Des contenus jugés toxiques pour les adolescents

Depuis plusieurs mois, de nombreuses voix s’élèvent contre les effets du “For You Page” de TikTok, un fil personnalisé qui adapte les vidéos selon le comportement de chaque utilisateur. Ce système, fondé sur une analyse de l’attention, aurait tendance à renforcer les émotions négatives, surtout chez les jeunes déjà fragilisés.

Les parlementaires parlent d’un « océan de contenus néfastes » mêlant vidéos d’automutilation, d’apologie du suicide ou encore d’expositions répétées à la violence. Selon eux, ces publications, amplifiées par un algorithme particulièrement efficace, créent une véritable bulle de mal-être numérique.

Pour tenter d’y remédier, la commission d’enquête présidée par Arthur Delaporte a proposé en septembre d’interdire les réseaux sociaux aux moins de 15 ans et de mettre en place un « couvre-feu numérique » pour les 15-18 ans. L’objectif serait d’empêcher les jeunes de passer des heures sur ces plateformes sans encadrement.

La réponse de TikTok

De son côté, la société TikTok a rejeté les accusations, affirmant qu’elle met tout en œuvre pour protéger les jeunes utilisateurs. Dans un communiqué adressé à l’AFP, l’entreprise a déclaré « catégoriquement rejeter la présentation trompeuse » faite par la commission, estimant qu’elle cherche à « faire de TikTok un bouc émissaire » alors que le problème dépasse largement sa plateforme.

TikTok rappelle avoir déjà mis en place plusieurs mesures, comme le mode “Jeune public”, la limitation du temps d’écran ou encore la possibilité pour les parents de lier leur compte à celui de leur enfant.
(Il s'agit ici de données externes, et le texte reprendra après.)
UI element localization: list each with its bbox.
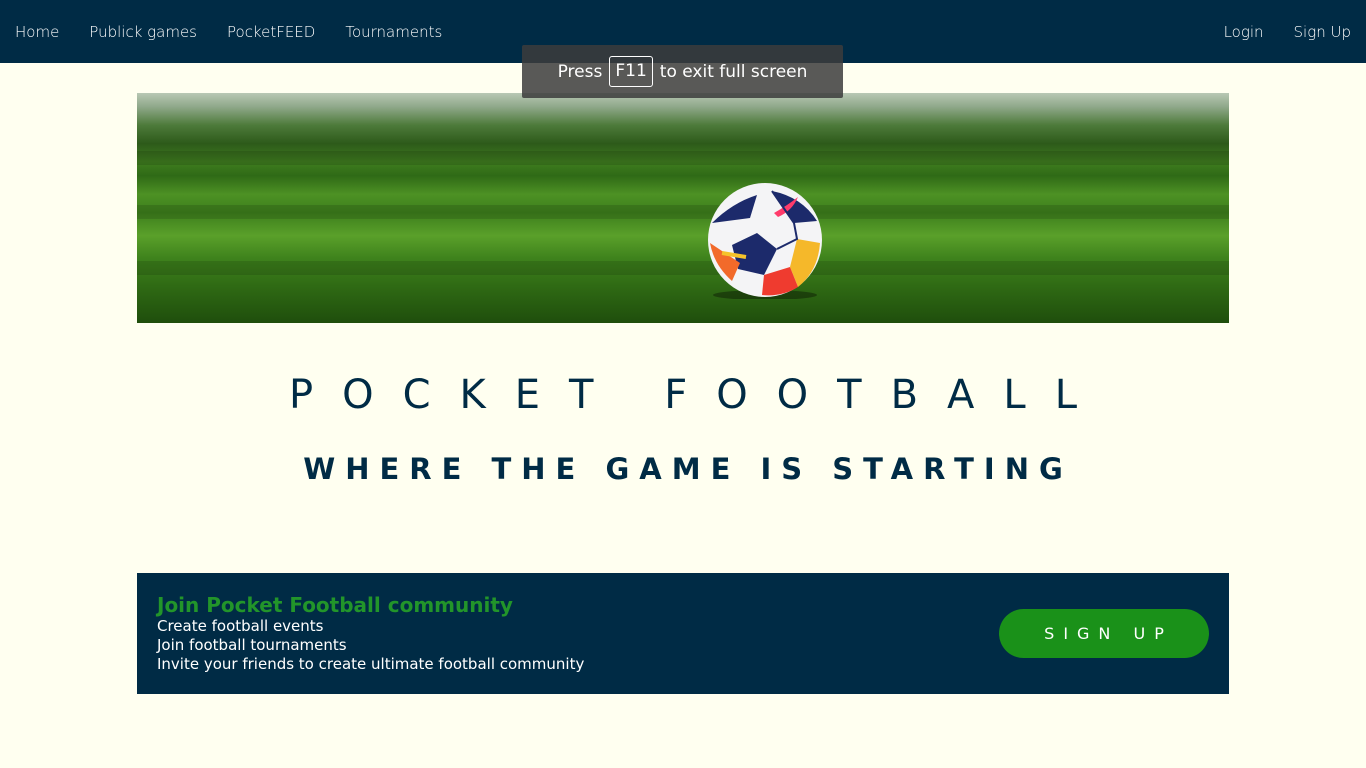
- nav-login-link[interactable]: Login: [1224, 23, 1264, 41]
- site-tagline: WHERE THE GAME IS STARTING: [303, 452, 1073, 486]
- sign-up-button[interactable]: SIGN UP: [999, 609, 1209, 658]
- nav-signup-link[interactable]: Sign Up: [1294, 23, 1351, 41]
- join-community-banner: Join Pocket Football community Create fo…: [137, 573, 1229, 694]
- f11-key-badge: F11: [609, 56, 653, 87]
- football-icon: [708, 183, 822, 299]
- nav-right-group: Login Sign Up: [1224, 23, 1351, 41]
- nav-tournaments-link[interactable]: Tournaments: [345, 23, 442, 41]
- grass-stripe: [137, 205, 1229, 219]
- nav-public-games-link[interactable]: Publick games: [89, 23, 197, 41]
- toast-suffix: to exit full screen: [659, 61, 808, 82]
- site-title: POCKET FOOTBALL: [289, 372, 1106, 418]
- nav-home-link[interactable]: Home: [15, 23, 59, 41]
- grass-stripe: [137, 261, 1229, 275]
- fullscreen-exit-toast: Press F11 to exit full screen: [522, 45, 843, 98]
- grass-stripe: [137, 151, 1229, 165]
- nav-pocketfeed-link[interactable]: PocketFEED: [227, 23, 315, 41]
- hero-image: [137, 93, 1229, 323]
- toast-prefix: Press: [557, 61, 603, 82]
- nav-left-group: Home Publick games PocketFEED Tournament…: [15, 23, 442, 41]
Mais pour les parlementaires, ces dispositifs restent insuffisants face à la puissance de l’algorithme et à la viralité des contenus problématiques.
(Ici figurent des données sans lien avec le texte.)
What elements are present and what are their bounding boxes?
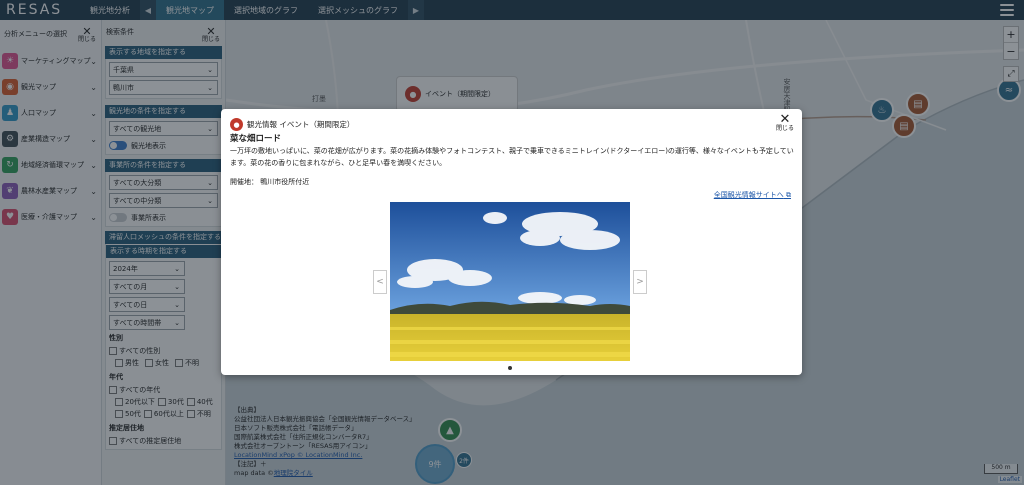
modal-category: 観光情報 イベント（期間限定）	[247, 120, 355, 129]
carousel-prev-button[interactable]: <	[373, 270, 387, 294]
modal-venue: 開催地： 鴨川市役所付近	[230, 178, 310, 186]
modal-description: 一万坪の敷地いっぱいに、菜の花畑が広がります。菜の花摘み体験やフォトコンテスト、…	[230, 147, 794, 167]
modal-header: ● 観光情報 イベント（期間限定）	[230, 118, 354, 131]
event-photo	[390, 202, 630, 361]
event-pin-icon: ●	[230, 118, 243, 131]
carousel-next-button[interactable]: >	[633, 270, 647, 294]
tourism-site-link[interactable]: 全国観光情報サイトへ ⧉	[714, 190, 791, 200]
event-detail-modal: ● 観光情報 イベント（期間限定） ✕ 閉じる 菜な畑ロード 一万坪の敷地いっぱい…	[221, 109, 802, 375]
external-link-icon: ⧉	[786, 191, 791, 199]
modal-title: 菜な畑ロード	[230, 134, 282, 144]
carousel-indicator-dot[interactable]	[508, 366, 512, 370]
rapeseed-field-photo	[390, 202, 630, 361]
modal-close-button[interactable]: ✕ 閉じる	[776, 113, 794, 132]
Vers un encadrement plus strict des réseaux sociaux ?

Cette enquête du parquet de Paris pourrait marquer un tournant dans la régulation des plateformes numériques en France. En parallèle, plusieurs pays européens renforcent déjà leurs contrôles sur TikTok, notamment en matière de protection des données et de bien-être des jeunes.
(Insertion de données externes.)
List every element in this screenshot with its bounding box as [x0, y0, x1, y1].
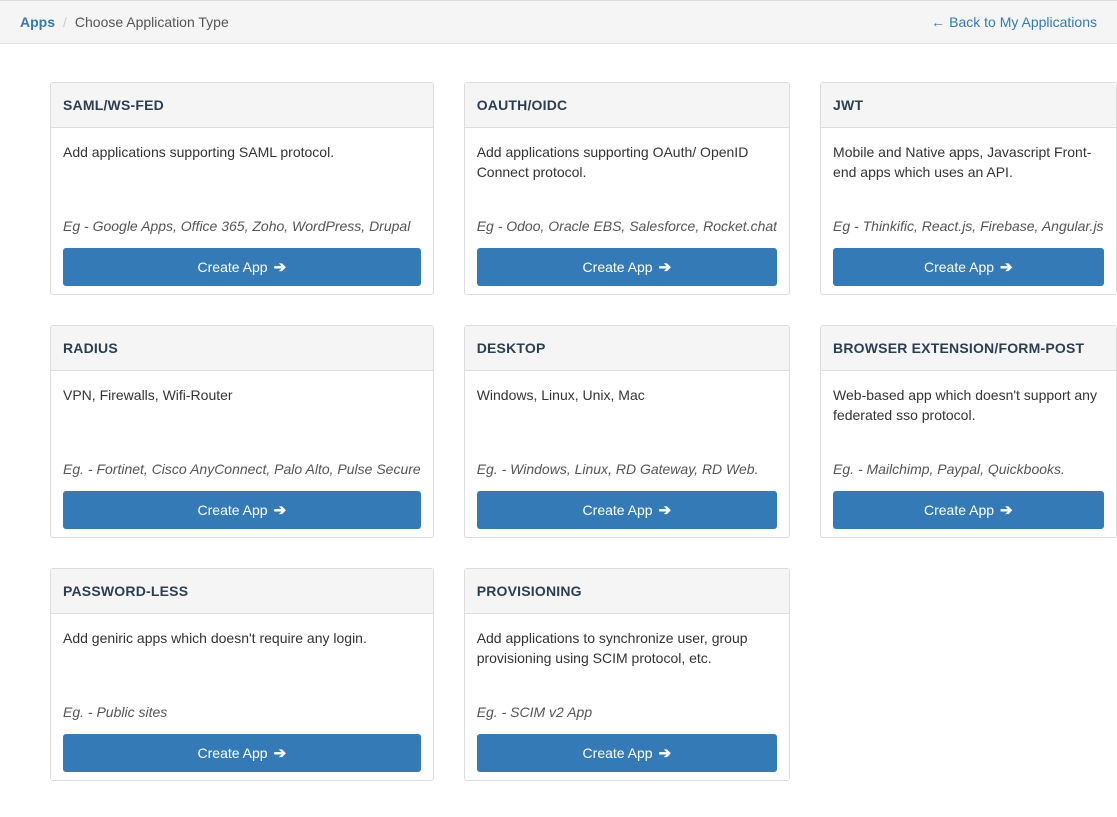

Alors que le réseau social compte plus d’un milliard d’utilisateurs dans le monde, les autorités françaises veulent désormais comprendre si son modèle algorithmique repose sur un système capable de mettre en danger ses utilisateurs les plus jeunes. L’enjeu dépasse la seule question de TikTok : il interroge la responsabilité des géants du numérique face à la santé mentale des nouvelles générations.